In Soler’s obituary in Memorias sepulcares, the annals of mortality within the San Lorenzo el Real de El Escorial monastery, an anonymous chronicler recounts that by his twenty-third birthday, Soler had embraced the rigors of monastic life as a novice, fully professing a year later. And what rigors they were! Typical days as a Hieronymite brother found Soler performing his ecclesiastical and musical duties for up to twenty hours, allowing only four hours for repose. After maintaining such a schedule, except for a few periods when his work was interrupted by illness, it is remarkable not only that Soler’s compositional output extended to more than 500 pieces but also that anyone in the monastery’s austere setting could persist at such an exhausting pace for thirty-one years.

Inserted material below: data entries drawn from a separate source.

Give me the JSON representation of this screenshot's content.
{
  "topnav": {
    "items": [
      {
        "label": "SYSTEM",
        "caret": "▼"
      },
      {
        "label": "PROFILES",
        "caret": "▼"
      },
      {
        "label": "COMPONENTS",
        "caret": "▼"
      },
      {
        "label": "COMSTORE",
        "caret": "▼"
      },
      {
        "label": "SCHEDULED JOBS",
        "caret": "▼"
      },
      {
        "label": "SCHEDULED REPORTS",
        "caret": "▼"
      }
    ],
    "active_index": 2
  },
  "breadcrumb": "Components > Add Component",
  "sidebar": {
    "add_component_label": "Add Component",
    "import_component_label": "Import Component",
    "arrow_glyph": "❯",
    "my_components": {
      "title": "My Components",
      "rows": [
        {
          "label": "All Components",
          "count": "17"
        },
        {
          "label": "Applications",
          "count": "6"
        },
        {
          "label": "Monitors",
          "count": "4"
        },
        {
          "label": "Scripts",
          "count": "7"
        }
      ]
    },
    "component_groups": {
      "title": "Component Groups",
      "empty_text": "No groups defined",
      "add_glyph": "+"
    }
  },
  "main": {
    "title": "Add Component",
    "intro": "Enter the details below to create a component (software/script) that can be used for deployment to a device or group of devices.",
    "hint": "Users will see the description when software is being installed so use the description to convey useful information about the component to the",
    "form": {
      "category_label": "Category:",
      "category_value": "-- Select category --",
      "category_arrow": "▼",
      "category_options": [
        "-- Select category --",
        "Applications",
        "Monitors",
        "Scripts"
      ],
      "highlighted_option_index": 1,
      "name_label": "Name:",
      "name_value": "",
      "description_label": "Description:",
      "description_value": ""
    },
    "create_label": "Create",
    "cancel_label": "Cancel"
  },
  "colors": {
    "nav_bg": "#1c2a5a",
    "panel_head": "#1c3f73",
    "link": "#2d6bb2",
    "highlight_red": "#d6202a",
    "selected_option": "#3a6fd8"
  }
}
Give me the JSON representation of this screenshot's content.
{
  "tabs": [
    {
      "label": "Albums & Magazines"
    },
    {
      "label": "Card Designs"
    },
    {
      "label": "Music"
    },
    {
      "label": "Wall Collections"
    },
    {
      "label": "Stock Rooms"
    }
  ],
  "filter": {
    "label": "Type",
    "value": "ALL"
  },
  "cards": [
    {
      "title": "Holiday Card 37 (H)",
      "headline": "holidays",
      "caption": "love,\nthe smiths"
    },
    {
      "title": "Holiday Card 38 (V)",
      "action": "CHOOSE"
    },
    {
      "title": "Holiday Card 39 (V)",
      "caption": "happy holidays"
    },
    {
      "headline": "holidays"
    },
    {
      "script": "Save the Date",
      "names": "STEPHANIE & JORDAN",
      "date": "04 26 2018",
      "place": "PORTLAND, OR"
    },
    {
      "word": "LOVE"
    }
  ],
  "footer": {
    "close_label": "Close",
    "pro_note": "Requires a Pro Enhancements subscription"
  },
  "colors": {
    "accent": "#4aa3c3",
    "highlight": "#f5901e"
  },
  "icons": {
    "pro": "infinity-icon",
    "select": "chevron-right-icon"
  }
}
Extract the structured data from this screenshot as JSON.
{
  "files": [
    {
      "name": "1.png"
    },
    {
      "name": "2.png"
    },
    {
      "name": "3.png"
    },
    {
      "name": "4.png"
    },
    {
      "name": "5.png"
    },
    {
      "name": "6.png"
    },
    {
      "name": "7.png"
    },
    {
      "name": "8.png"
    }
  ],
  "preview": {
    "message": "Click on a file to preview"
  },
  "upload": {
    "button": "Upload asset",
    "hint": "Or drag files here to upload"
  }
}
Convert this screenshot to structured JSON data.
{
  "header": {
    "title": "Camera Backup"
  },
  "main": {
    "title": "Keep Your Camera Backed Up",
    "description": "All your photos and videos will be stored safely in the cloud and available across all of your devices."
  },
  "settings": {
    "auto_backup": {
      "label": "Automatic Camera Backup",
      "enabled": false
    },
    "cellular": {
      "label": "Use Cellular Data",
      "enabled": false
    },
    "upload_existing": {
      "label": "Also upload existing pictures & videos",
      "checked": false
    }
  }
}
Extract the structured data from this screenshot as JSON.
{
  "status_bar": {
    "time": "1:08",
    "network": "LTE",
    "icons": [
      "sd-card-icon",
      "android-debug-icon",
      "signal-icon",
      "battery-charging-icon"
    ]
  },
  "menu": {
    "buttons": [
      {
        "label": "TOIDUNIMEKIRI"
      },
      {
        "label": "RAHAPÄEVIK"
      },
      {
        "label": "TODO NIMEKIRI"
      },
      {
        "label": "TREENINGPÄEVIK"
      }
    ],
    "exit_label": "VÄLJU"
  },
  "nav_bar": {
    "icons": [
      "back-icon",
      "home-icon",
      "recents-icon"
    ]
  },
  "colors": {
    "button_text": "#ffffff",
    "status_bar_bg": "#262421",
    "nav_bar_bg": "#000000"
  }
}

During those three decades, Soler clearly endeared himself to his brothers. Less than two years after his arrival at El Escorial, he secured from the monastery a substantial annual pen- sion for his father, a respected regimental musician, and he seems to have risen uncontested to the post of maestro de capilla either following the 1757 death or retirement of his predecessor, Padre Gabriel de Moratilla. (Some sources suggest that Padre de Moratilla died at El Escorial in 1788.) Furthermore, the monastery financed publication of Soler’s seminal 1762 treatise Llave de la modulación y antiguedades de la música, which received a controversial response, inspiring Soler to correspond with the famous pedagogue Giovanni Battista Martini, seeking support for his theories. Soler’s missive addressed to Padre Martini in Bologna – in comically poor Italian – survives, but there is no concrete proof that the esteemed Padre Martini replied. In the unsigned remembrance of Padre Soler published in Memorias sepulcares after his death on December 20, 1783, the composer was affectionately praised for his altruism and virtue.